New generation of Phonexia DNN voice biometric engine offers major performance improvements
Phonexia has announced the launch of the fourth generation of its voice biometric software, which cuts the time required for identification by a third while scoring accuracy above 99 percent in testing against the NIST SRE dataset.
The company says its Deep Embeddings for Speaker Identification, which is now available in production, is the first commercially available voice biometrics engine based exclusively on deep neural network (DNN). The fourth generation combines DNNs and more robust speaker models for major performance improvements over the third generation. The last generation, which was launched a year ago, scored an Equal Error Rate (EER) of 1.24 percent against the NIST SRE dataset, which Phonexia says made it among the most accurate voice biometric engines on the market. The new version has been measured with a 0.96 percent error rate. On a client dataset, Deep Embeddings third generation’s EER was 5.61 percent, and the new version’s EER was 2.35 percent.

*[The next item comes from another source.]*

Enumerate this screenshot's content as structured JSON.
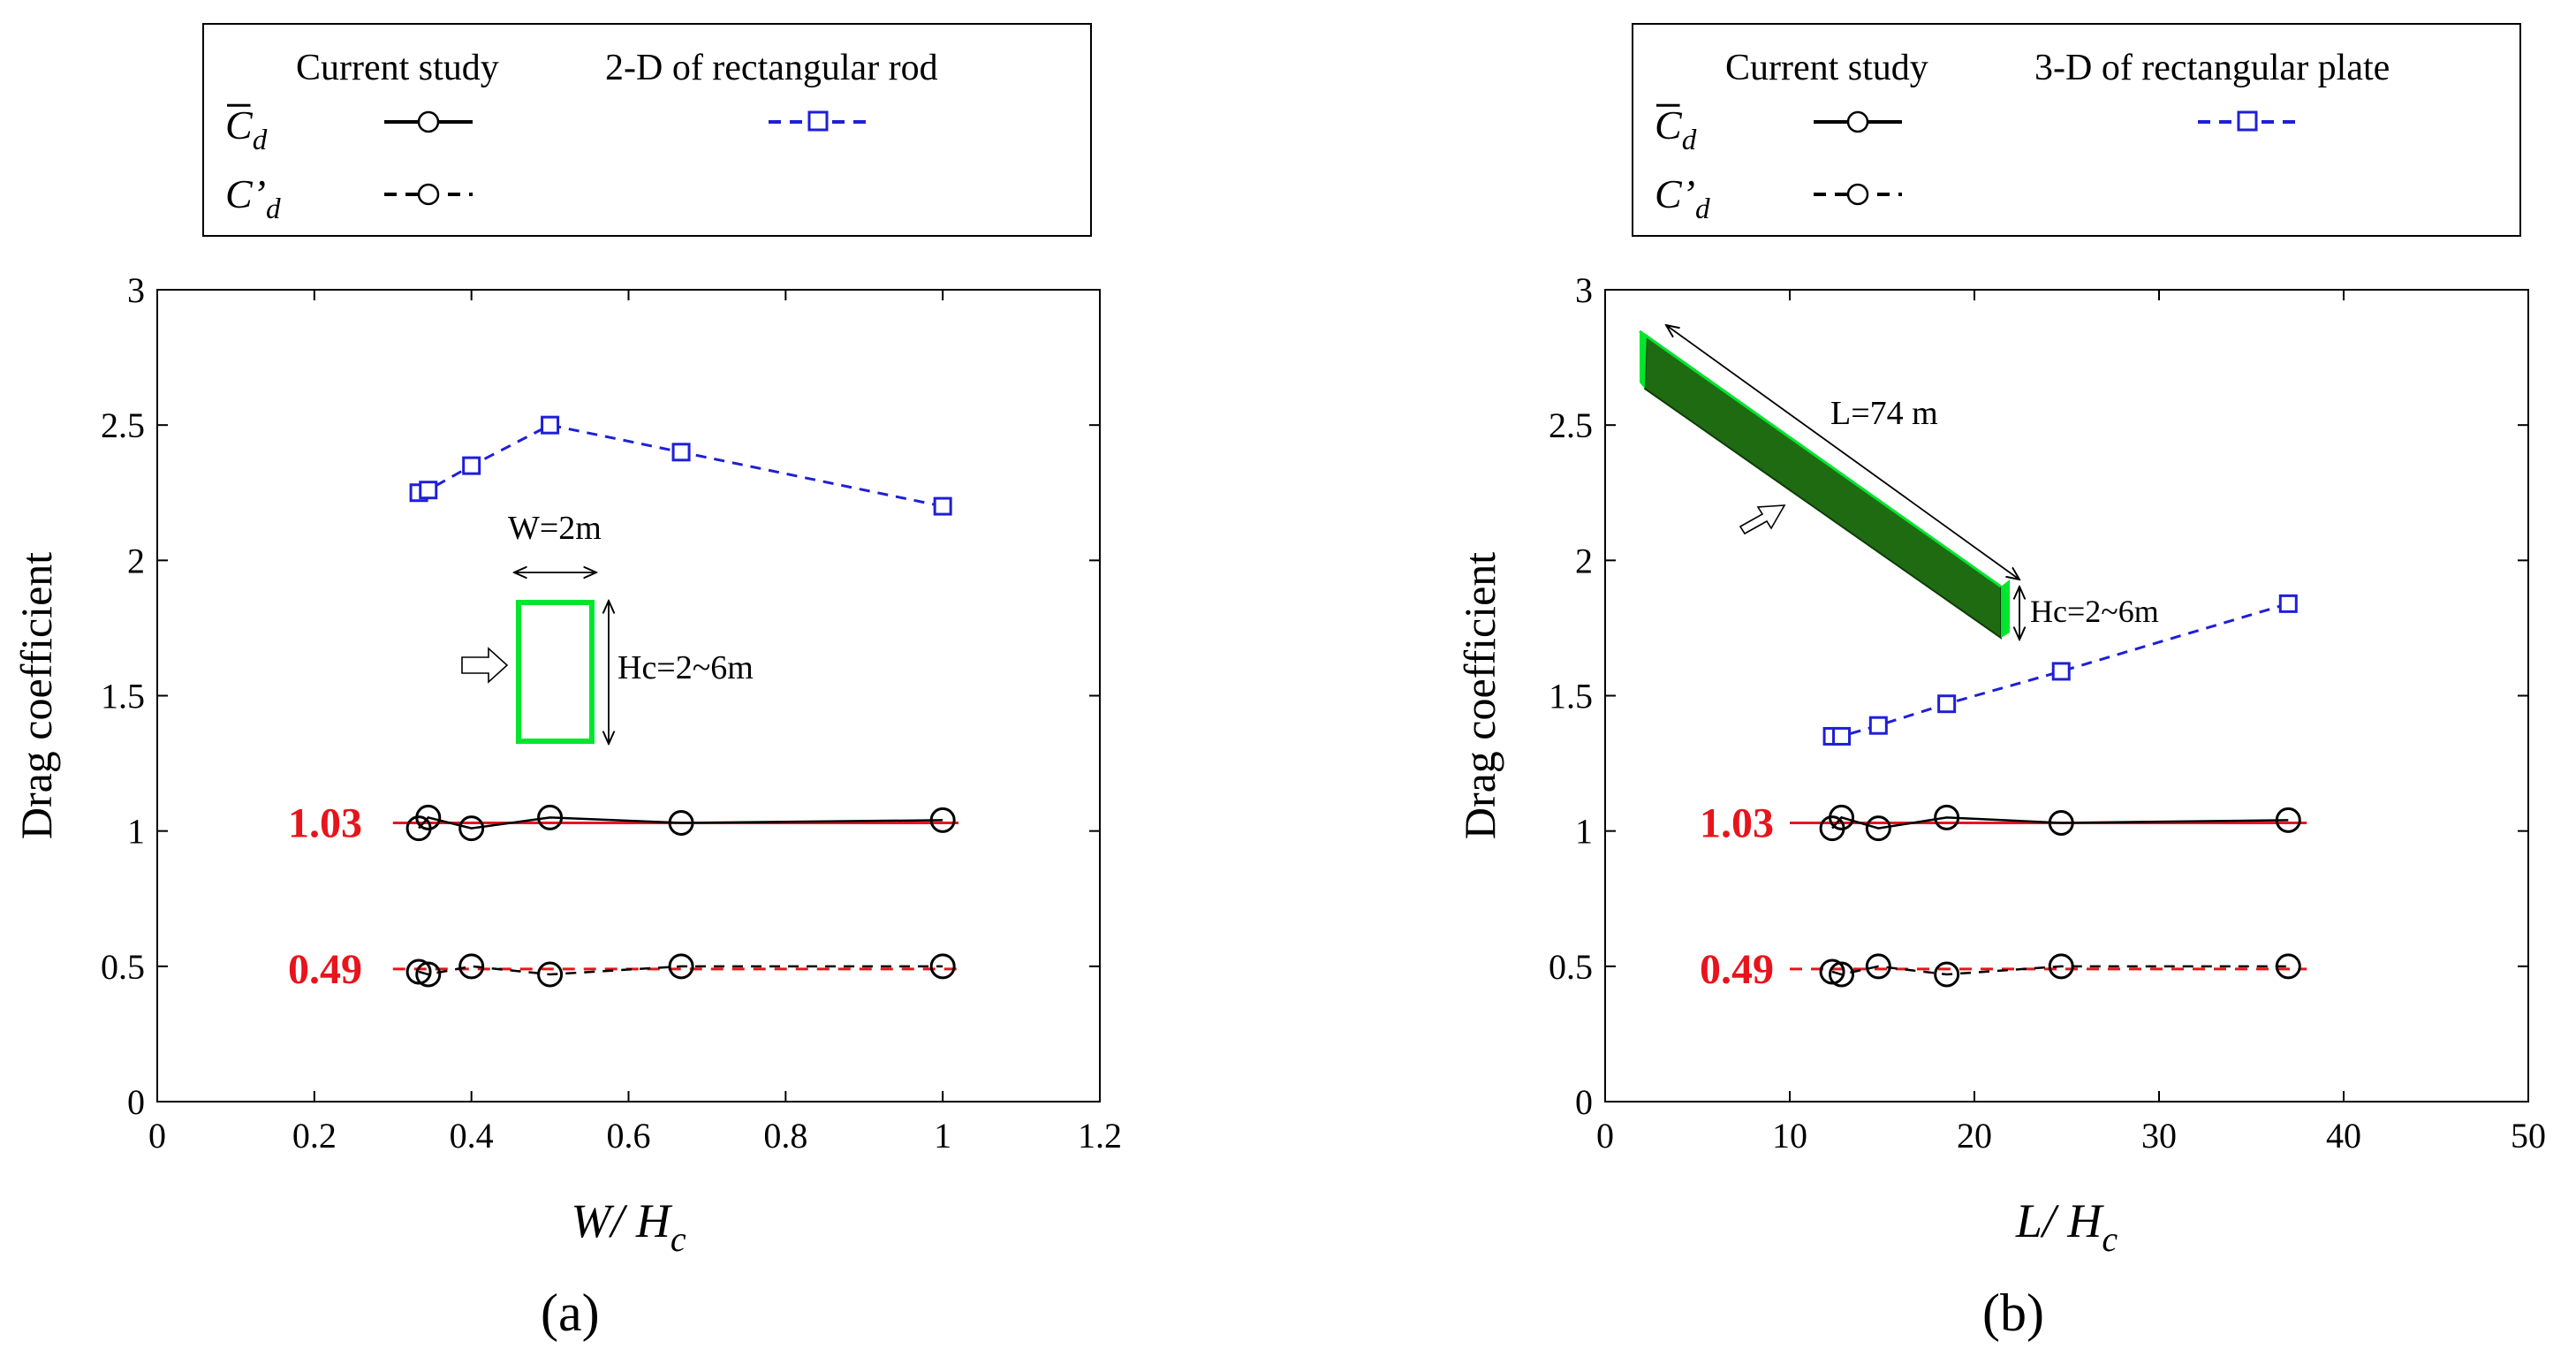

Additionally, the time necessary for identification has been reduced from 10 to 7 seconds, while enrollment time has been reduced from 35 to 20 seconds.
The new technology also provides improved performance for identification through a different channel than the enrollment was captured in, and for cross-language scenarios, the company says. The speed of processing has improved from 5 times faster than real time to 20 times faster than real time, even as RAM consumption has fallen from 2.07 GB to 0.08 GB.
Phonexia plans to market Deep Embeddings for use in criminal investigations, financial services, virtual personal assistants, smart homes, IoT, automotive, and industrial applications, and embedded devices.
The number of businesses using voice technology to interact with customers is forecast by Pindrop to reach 85 percent this year.